The statistic [math]\displaystyle{ D }[/math] is approximately distributed as a Chi-Squared random variable with [math]\displaystyle{ (K-1) }[/math] degrees of freedom. Then after calculating [math]\displaystyle{ D }[/math] , refer to the Chi-Squared tables with [math]\displaystyle{ (K-1) }[/math] degrees of freedom to determine the critical points. [math]\displaystyle{ {{H}_{o}} }[/math] is true if the statistic [math]\displaystyle{ D }[/math] falls between the critical points.

Example
Consider the data in Table B.1.

Given that the intensity function for the [math]\displaystyle{ {{q}^{th}} }[/math] system is [math]\displaystyle{ {{u}_{q}}(t)={{\lambda }_{q}}{{\beta }_{q}}{{t}^{{{\beta }_{q}}-1}} }[/math] , test the hypothesis that [math]\displaystyle{ {{\beta }_{1}}={{\beta }_{2}} }[/math] while assuming a significance level equal to 0.05. Calculate [math]\displaystyle{ {{\tilde{\beta }}_{1}} }[/math] and [math]\displaystyle{ {{\tilde{\beta }}_{2}} }[/math] using Eqn. (CondBeta). Therefore:

[math]\displaystyle{ \begin{align} & {{{\tilde{\beta }}}_{1}}= & 0.3753 \\ & {{{\tilde{\beta }}}_{2}}= & 0.4657 \end{align} }[/math]

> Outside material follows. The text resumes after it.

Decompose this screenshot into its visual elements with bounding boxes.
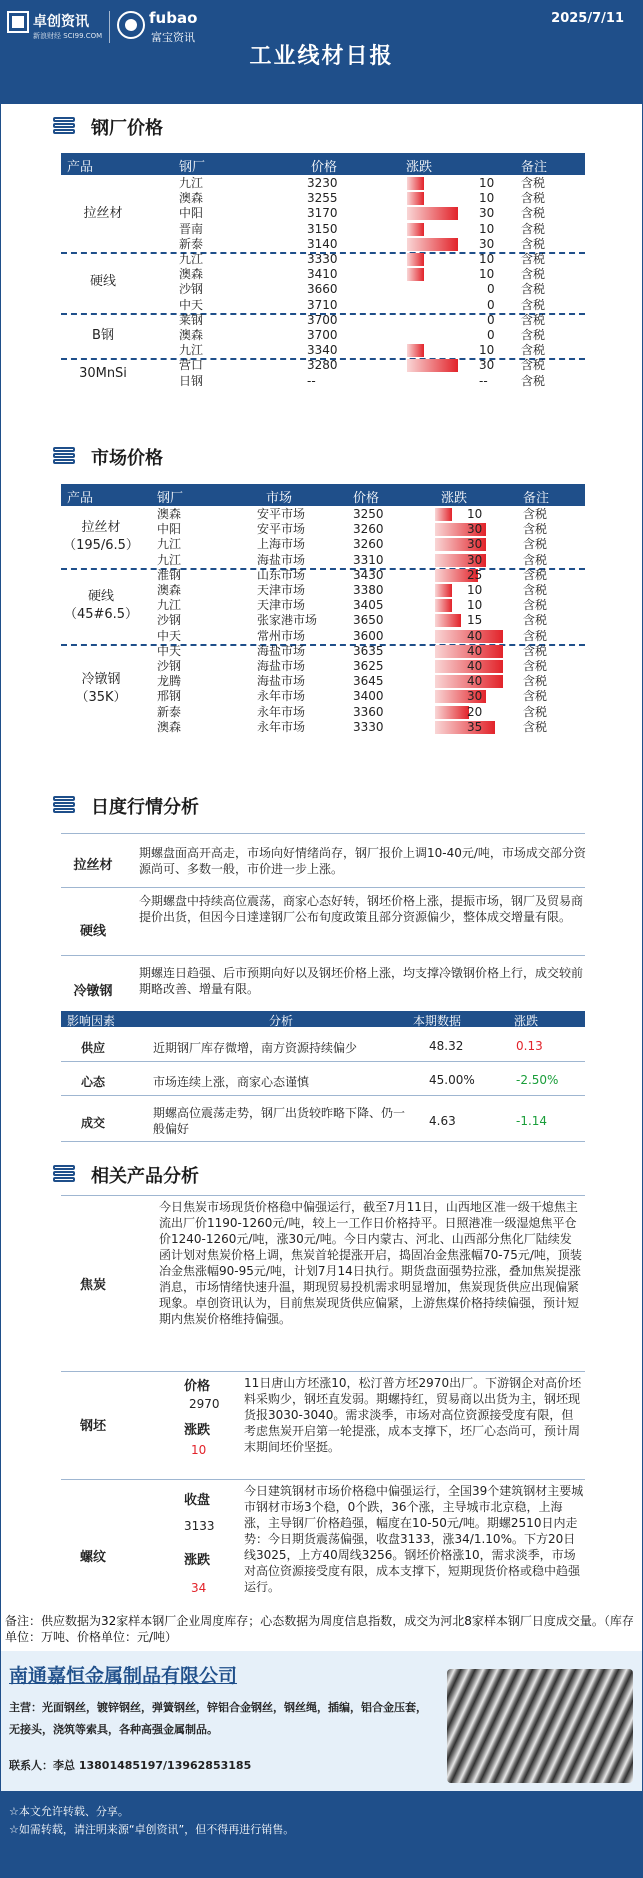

Then [math]\displaystyle{ \tfrac{{{{\tilde{\beta }}}_{2}}}{{{{\tilde{\beta }}}_{1}}}=1.2408 }[/math] . Using Eqn. (ftatistic) calculate the statistic [math]\displaystyle{ F }[/math] with a significance level of 0.05.

[math]\displaystyle{ F=2.0980 }[/math]

Since [math]\displaystyle{ 1.2408\lt 2.0980 }[/math] we fail to reject the null hypothesis that [math]\displaystyle{ {{\beta }_{1}}={{\beta }_{2}} }[/math] at the 5% significance level. Now suppose instead it is desired to test the hypothesis that [math]\displaystyle{ {{\beta }_{1}}={{\beta }_{2}}={{\beta }_{3}} }[/math] . Calculate the statistic [math]\displaystyle{ D }[/math] using Eqn. (Dtatistic).

[math]\displaystyle{ D=0.5260 }[/math]

Using the Chi-Square tables with [math]\displaystyle{ K-1=2 }[/math] degrees of freedom, the critical values at the 2.5 and 97.5 percentiles are 0.1026 and 5.9915, respectively. Since [math]\displaystyle{ 0.1026\lt D\lt 5.9915 }[/math] , we fail to reject the null hypothesis that [math]\displaystyle{ {{\beta }_{1}}={{\beta }_{2}}={{\beta }_{3}} }[/math] at the 5% significance level.